Route 53’s Multivalue Answer routing isn’t just a way to spread traffic; it’s a clever trick that leverages the DNS protocol’s inherent "return as many answers as you can" behavior to achieve a form of load balancing without any actual load balancing service.
Let’s see it in action. Imagine you have three EC2 instances serving a web application, and you want to distribute traffic across them.
{
"Comment": "Multivalue answer routing for web servers",
"Changes": [
{
"Action": "CREATE",
"ResourceRecordSet": {
"Name": "myapp.example.com.",
"Type": "A",
"TTL": 60,
"ResourceRecords": [
{"Value": "192.0.2.1"},
{"Value": "192.0.2.2"},
{"Value": "192.0.2.3"}
],
"SetIdentifier": "webserver-pool",
"RoutingPolicy": {
"Type": "MULTIVALUE"
}
}
}
]
}
When a client asks for myapp.example.com, Route 53 will return all three IP addresses in the ResourceRecords list. The client’s DNS resolver then picks one of these IPs and connects. The next time a different client asks, or even the same client after a cache refresh, the resolver might pick a different IP from the list. This isn’t Round Robin at the DNS server level; it’s the client’s resolver that’s cycling through the options it received.
The core problem this solves is distributing requests to multiple identical resources without a dedicated load balancer. Think of a simple scenario where you want to hit a few identical servers for redundancy and a bit of basic traffic spread. You don’t need the complexity of an ELB if your application is stateless and any instance can handle any request. Route 53 Multivalue makes this possible by simply providing a list of potential destinations.
Internally, Route 53 treats each Multivalue record set as a single logical entity. When a query arrives for a name with a Multivalue routing policy, Route 53 doesn’t perform any weighting or sophisticated selection. It simply returns all the ResourceRecords associated with that SetIdentifier up to a maximum of 8 records. The client’s DNS resolver is then responsible for choosing which IP address to connect to. This is why it’s crucial that the client’s resolver implements some form of selection mechanism, which most modern resolvers do, often by picking the first one they receive or cycling through them.

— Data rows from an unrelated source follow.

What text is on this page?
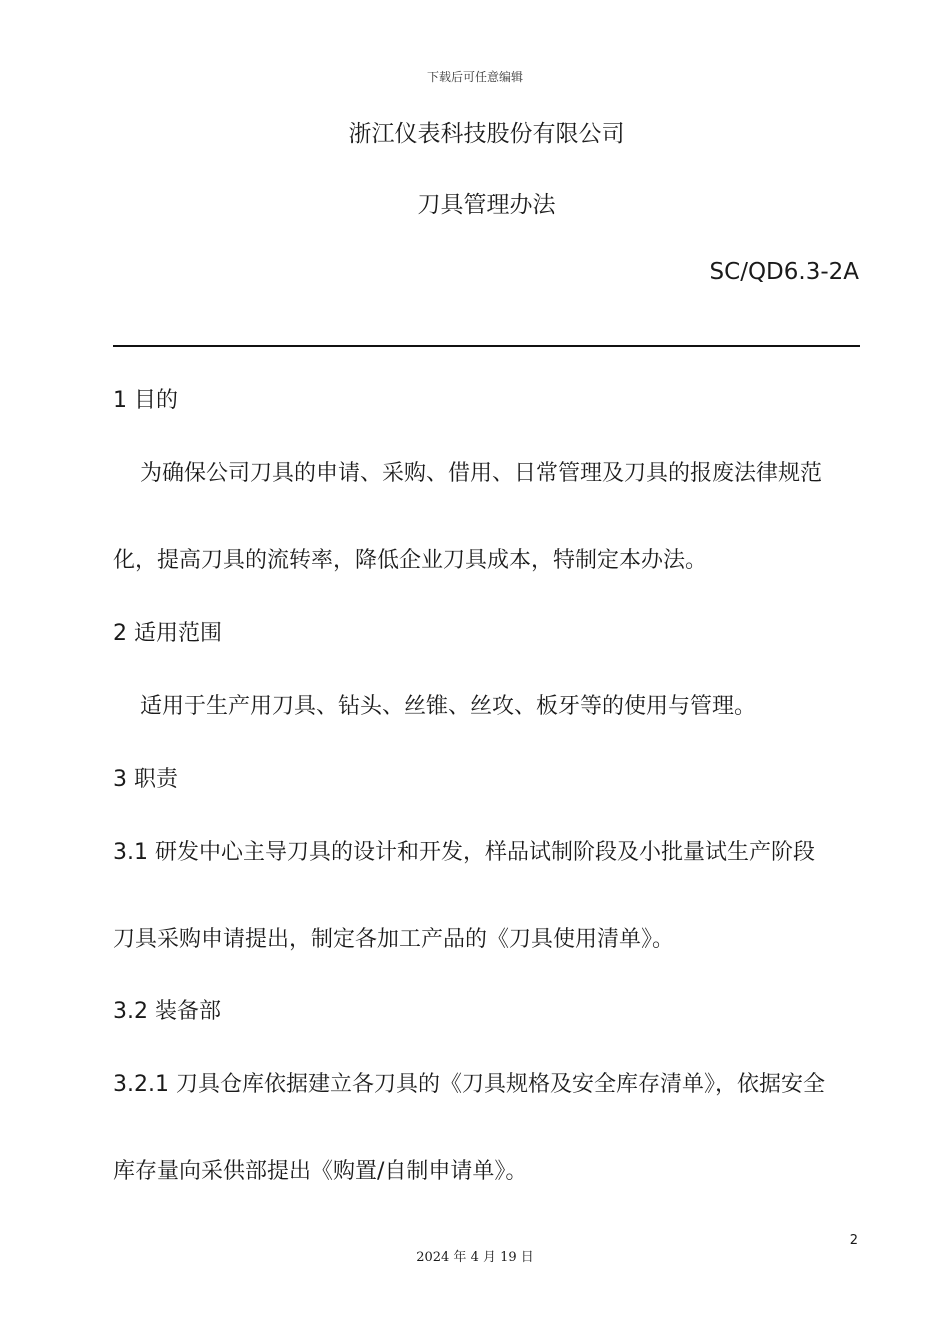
下载后可任意编辑
浙江仪表科技股份有限公司
刀具管理办法
SC/QD6.3-2A
1 目的
为确保公司刀具的申请、采购、借用、日常管理及刀具的报废法律规范
化，提高刀具的流转率，降低企业刀具成本，特制定本办法。
2 适用范围
适用于生产用刀具、钻头、丝锥、丝攻、板牙等的使用与管理。
3 职责
3.1 研发中心主导刀具的设计和开发，样品试制阶段及小批量试生产阶段
刀具采购申请提出，制定各加工产品的《刀具使用清单》。
3.2 装备部
3.2.1 刀具仓库依据建立各刀具的《刀具规格及安全库存清单》，依据安全
库存量向采供部提出《购置/自制申请单》。
2
2024 年 4 月 19 日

The key levers you control are the Name, Type, TTL, and crucially, the ResourceRecords themselves. The SetIdentifier is also important for differentiating between different groups of multivalue records for the same name, though typically you’d have one set for a simple load balancing scenario. The TTL determines how long clients cache these IP addresses, influencing how frequently they might fetch a new set and potentially pick a different server. A lower TTL means more frequent lookups and potentially better distribution over time, but also increased DNS query load.
The "load balancing" effect you get here is entirely dependent on the behavior of the client’s DNS resolver. Some resolvers are very simple and will always pick the first IP returned. Others will try to distribute requests across the IPs provided. You have no direct control over this client-side behavior, which is a fundamental difference from a true load balancer that actively monitors server health and distributes traffic based on sophisticated algorithms.
The next concept you’ll likely run into is the need for health checks. Since Multivalue Answer routing simply returns a list of IPs, it has no awareness of whether those servers are actually healthy or available.